5 #Target

Cinella tidak mau lagi bertemu dengan Genta atau pun teman-temannya itu. Dan kemarin adalah pertemuan terakhir mereka berdua. Semoga tidak ada lagi pertemuan-pertemuan selanjutnya. Semoga.

Cinella berjalan tergesa menuju ruang kuliahnya, di dalam hati dia terus bergumam semoga Bu Tiara belum menampakkan batang hidungnya. Cinella akui kali ini dia telat beberapa menit karena harus mengurus ibunya terlebih dahulu. Sementara Bu Asia harus terlambat datang ke rumahnya karena harus mengurus beberapa pekerjaan rumahnya juga.
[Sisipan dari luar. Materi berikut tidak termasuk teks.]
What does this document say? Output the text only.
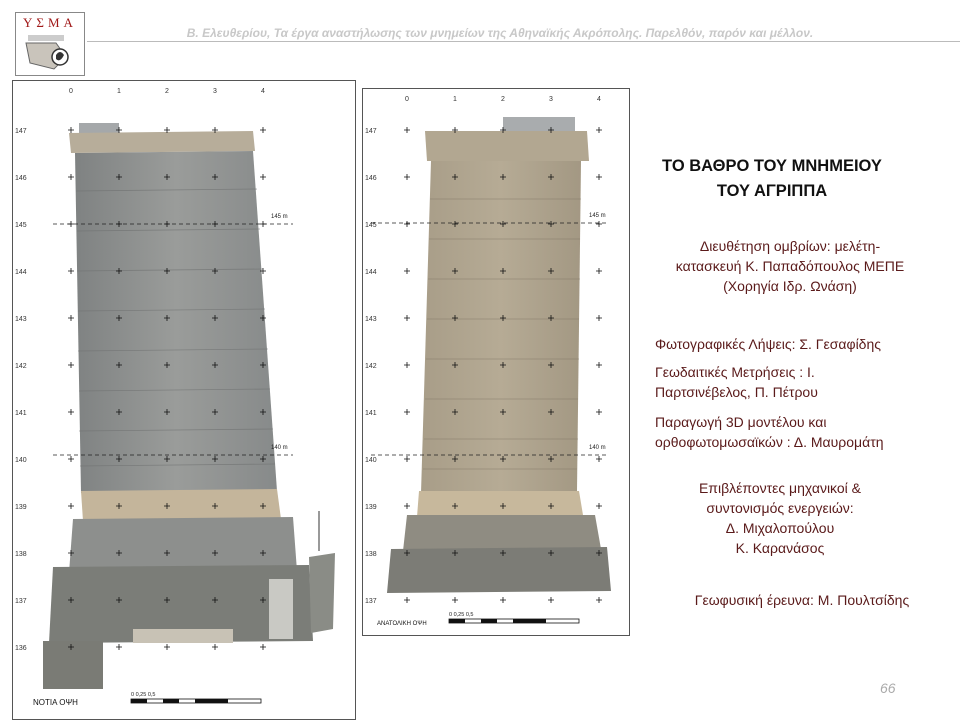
ΥΣΜΑ
Β. Ελευθερίου, Τα έργα αναστήλωσης των μνημείων της Αθηναϊκής Ακρόπολης. Παρελθόν, παρόν και μέλλον.
145 m
140 m
0	1	2	3	4
147
146
145
144
143
142
141
140
139
138
137
136
0 0,25 0,5
ΝΟΤΙΑ ΟΨΗ
145 m
140 m
0	1	2	3	4
147
146
145
144
143
142
141
140
139
138
137
0 0,25 0,5
ΑΝΑΤΟΛΙΚΗ ΟΨΗ
ΤΟ ΒΑΘΡΟ ΤΟΥ ΜΝΗΜΕΙΟΥ
ΤΟΥ ΑΓΡΙΠΠΑ
Διευθέτηση ομβρίων: μελέτη-
κατασκευή Κ. Παπαδόπουλος ΜΕΠΕ
(Χορηγία Ιδρ. Ωνάση)
Φωτογραφικές Λήψεις: Σ. Γεσαφίδης
Γεωδαιτικές Μετρήσεις : Ι.
Παρτσινέβελος, Π. Πέτρου
Παραγωγή 3D μοντέλου και
ορθοφωτομωσαϊκών : Δ. Μαυρομάτη
Επιβλέποντες μηχανικοί &
συντονισμός ενεργειών:
Δ. Μιχαλοπούλου
Κ. Καρανάσος
Γεωφυσική έρευνα: Μ. Πουλτσίδης
66
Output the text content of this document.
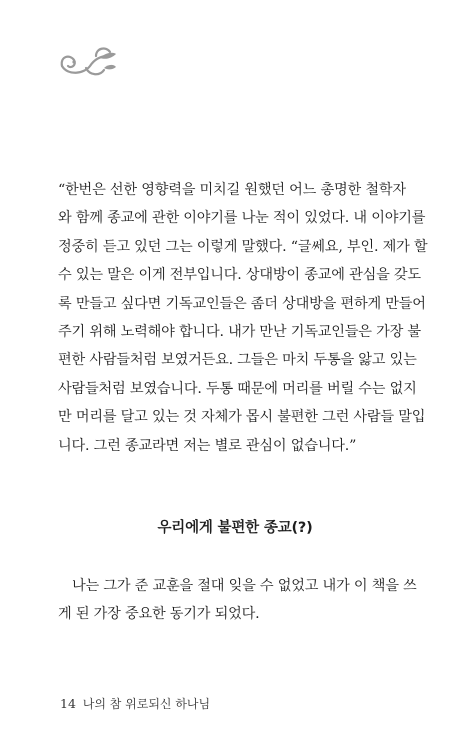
“한번은 선한 영향력을 미치길 원했던 어느 총명한 철학자
와 함께 종교에 관한 이야기를 나눈 적이 있었다. 내 이야기를
정중히 듣고 있던 그는 이렇게 말했다. “글쎄요, 부인. 제가 할
수 있는 말은 이게 전부입니다. 상대방이 종교에 관심을 갖도
록 만들고 싶다면 기독교인들은 좀더 상대방을 편하게 만들어
주기 위해 노력해야 합니다. 내가 만난 기독교인들은 가장 불
편한 사람들처럼 보였거든요. 그들은 마치 두통을 앓고 있는
사람들처럼 보였습니다. 두통 때문에 머리를 버릴 수는 없지
만 머리를 달고 있는 것 자체가 몹시 불편한 그런 사람들 말입
니다. 그런 종교라면 저는 별로 관심이 없습니다.”
우리에게 불편한 종교(?)
나는 그가 준 교훈을 절대 잊을 수 없었고 내가 이 책을 쓰
게 된 가장 중요한 동기가 되었다.
14 나의 참 위로되신 하나님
Sebagai orang yang merasa terbantu dengan kebaikan hati bu Asia, Cinella tentu tidak ingin membuat wanita itu merasa tertekan. Lagipula, tidak apa-apa jika sesekali ia terlambat barang beberapa menit.

"Selamat pagi, Cincin."

Cinella yang tadinya berjalan sedikit cepat justru menambah kecepatannya saat melihat siapa yang kini tengah menyejajarkan langkah di sampingnya.

"Idih, cuek banget. Nanti jadi mirip bebek loh."

Kening Cinella mengerut halus. Apa hubungannya cuek dengan bebek?

"Kan orang-orang sukanya ngomong cuek bebek. Nah, nggak salah kan kalo orang cuek mirip dengan bebek?" lanjutnya.

Cinella mendengus pelan lalu berlari-lari kecil. Niatnya agar Genta tahu bahwa dirinya sedang tidak mau diganggu pun harus pupus karena laki-laki itu justru terus mengikutinya.

"Kak Genta apa-apaan sih? Kok ngikut-ngikut dari tadi?!" ujar Cinella sewot.

Kepala Genta sedikit mundur, namun pada akhirnya sudut bibirnya perlahan naik. "Dih! Akhirnya nyahut juga. Kirain mau pura-pura budek. Ternyata pesonaku masih berfungsi."

"Kakak ngapain sih di sini? Nggak kuliah apa?!"

"Kamu kok perhatian banget sama aku? Aku baper nih."

Sepertinya menggubris keberadaan Genta bukanlah pilihan yang tepat. Ternyata laki-laki itu tidak banyak berubah. Suka cari perhatian. Dulu waktu awal kenal dengan Cinella pun dia sudah punya bibit-bibit cowok yang suka caper alias cari perhatian.

Cinella mengembuskan napasnya dengan sedikit kasar. Dia tidak menyangka jika Genta akan membawa kebiasaannya itu sampai duduk di bangku kuliah.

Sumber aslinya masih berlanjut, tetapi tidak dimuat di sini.